You're right, the API for fine-tuning hasn't been released: it comes out in a few weeks. I've been working with zero and one-shot, so I hadn't checked if it was out yet. It's still important to know if it's zero, one, or few-shot and what prompt/response pairs were used

LuckyArtist · August 23, 2020, 9:44pm

How about you idiots just ask the ai about this

big_ass · August 23, 2020, 9:45pm

electrowizard · August 23, 2020, 9:45pm

Some papers before GPT-3 referred to few-shot as a fine-tuning mechanism. I already stated that depending on the paper, some classify it as fine-tuning while some depend on the scale of the dataset being a certain size for it to qualify as fine-tuning

LuckyArtist · August 23, 2020, 9:46pm

Look how easy this was
https://philosopherai.com/philosopher/are-you-zero-shot-or-one-shot-6358a0

electrowizard · August 23, 2020, 9:47pm

I fucking said this moron. Fuck off

electrowizard · August 23, 2020, 9:48pm

This shit is literally my job you fucking idiot.

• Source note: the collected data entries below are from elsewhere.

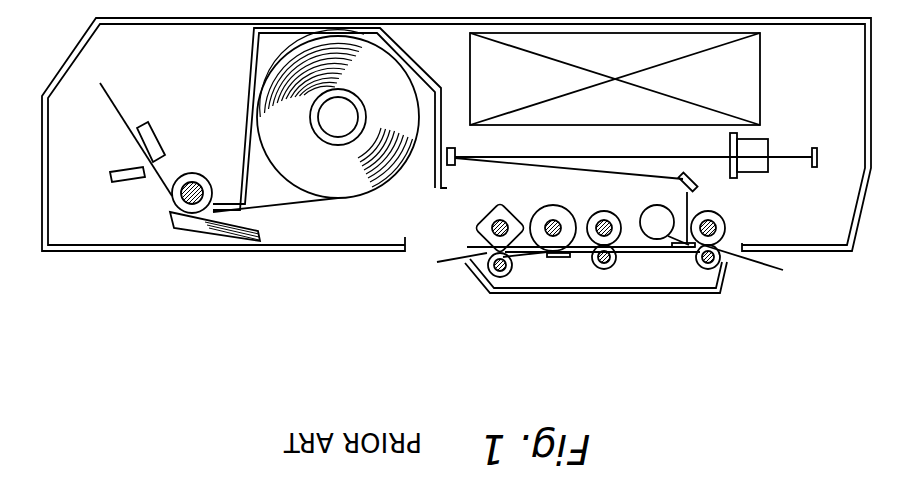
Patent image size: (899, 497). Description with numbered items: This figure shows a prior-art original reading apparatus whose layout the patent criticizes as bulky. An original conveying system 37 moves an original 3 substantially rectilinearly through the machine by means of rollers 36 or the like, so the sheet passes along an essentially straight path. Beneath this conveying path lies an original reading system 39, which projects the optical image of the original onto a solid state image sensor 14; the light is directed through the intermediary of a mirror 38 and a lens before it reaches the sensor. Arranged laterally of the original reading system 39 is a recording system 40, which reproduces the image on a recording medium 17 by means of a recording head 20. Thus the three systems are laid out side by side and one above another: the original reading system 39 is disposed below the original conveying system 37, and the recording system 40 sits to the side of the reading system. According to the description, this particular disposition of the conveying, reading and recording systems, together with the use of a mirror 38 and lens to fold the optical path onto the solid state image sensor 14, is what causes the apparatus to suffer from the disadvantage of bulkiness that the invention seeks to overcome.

The original 3 is at (437, 263).
The solid state image sensor 14 is at (806, 150).
The recording medium 17 is at (327, 200).
The recording head 20 is at (191, 226).
The rollers 36 is at (566, 215).
The original conveying system 37 is at (692, 347).
The mirror 38 is at (457, 167).
The original reading system 39 is at (872, 284).
The recording system 40 is at (238, 305).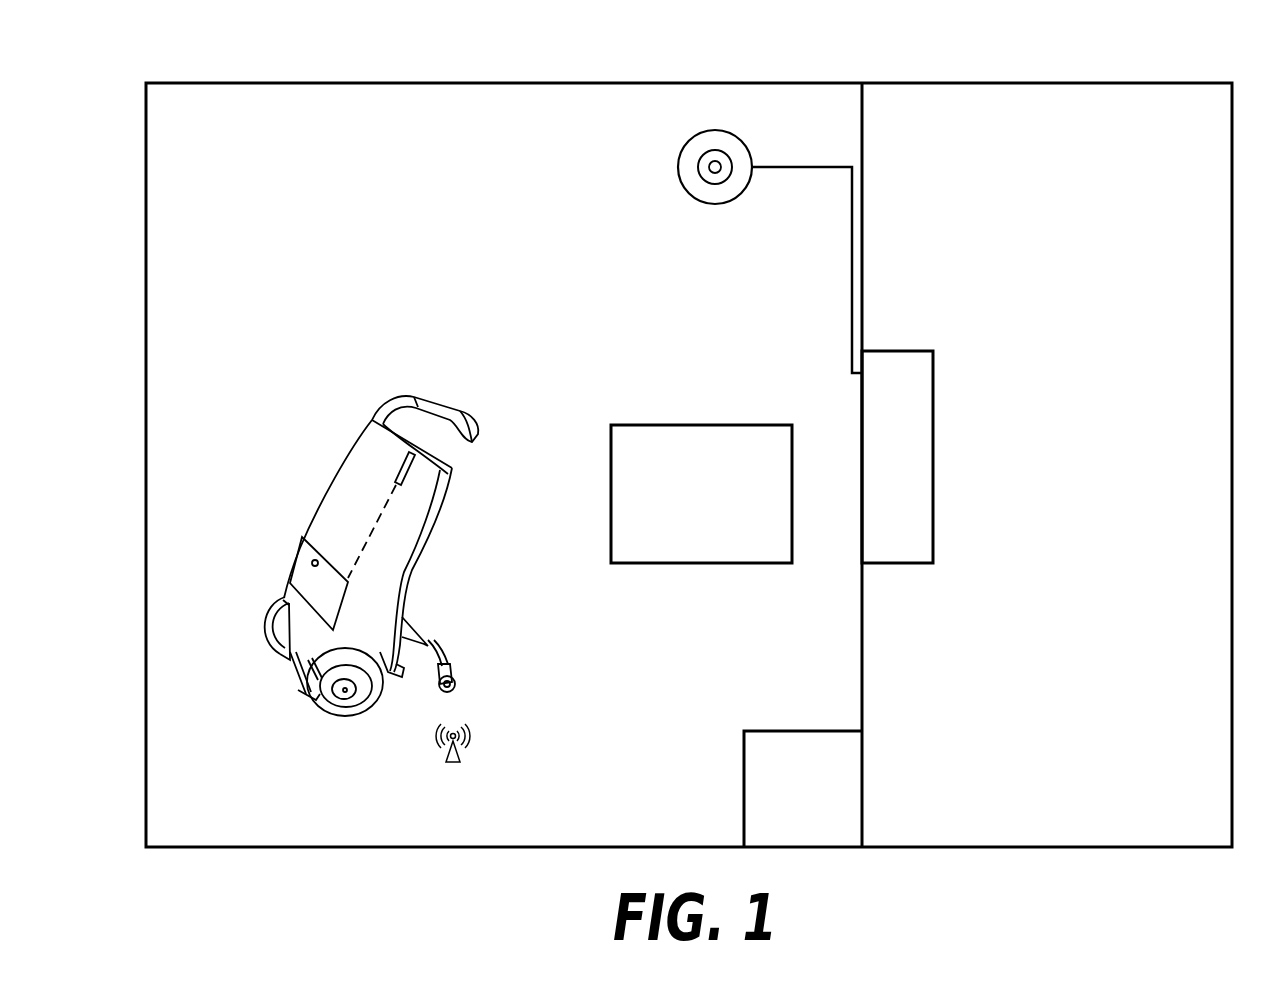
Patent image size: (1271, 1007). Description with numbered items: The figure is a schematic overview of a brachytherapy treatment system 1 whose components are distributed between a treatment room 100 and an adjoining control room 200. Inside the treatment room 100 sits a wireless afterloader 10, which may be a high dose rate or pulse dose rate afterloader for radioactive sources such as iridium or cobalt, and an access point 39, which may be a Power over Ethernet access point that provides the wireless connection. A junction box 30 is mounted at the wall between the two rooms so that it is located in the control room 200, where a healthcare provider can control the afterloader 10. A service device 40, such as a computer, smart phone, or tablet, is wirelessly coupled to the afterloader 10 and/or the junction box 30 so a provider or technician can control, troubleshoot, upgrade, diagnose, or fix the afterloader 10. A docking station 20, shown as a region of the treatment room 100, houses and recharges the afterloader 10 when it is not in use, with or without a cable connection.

The brachytherapy treatment system 1 is at (131, 64).
The treatment room 100 is at (509, 182).
The control room 200 is at (1056, 182).
The wireless afterloader 10 is at (318, 490).
The docking station 20 is at (744, 774).
The junction box 30 is at (934, 455).
The access point 39 is at (716, 205).
The service device 40 is at (715, 565).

electrowizard · August 23, 2020, 9:50pm

It is very likely that NVIDIA is like they have with every other extremely large language model to present an optimized training mechanism specific to their hardware. Come the fuck on

electrowizard · August 23, 2020, 9:51pm

I need to reread the paper, but I believe it can learn to reject from zero-shot if it concludes that the prompt given isn't similar enough to the zero-shot prompt

big_ass · August 23, 2020, 9:51pm

hbotz · August 23, 2020, 9:51pm

you said you were working on it, right?

can you give an example of what you mean by a "zero-shot prompt"

electrowizard · August 23, 2020, 9:52pm

Yes, none of that shit is contradictory. Saying that there would be vastly improved performance with from-scratch training on a philosophy corpus doesn't contradict shit when THE FUCKING SENTENCE BEFORE THAT says it's very unlikely any of that is true.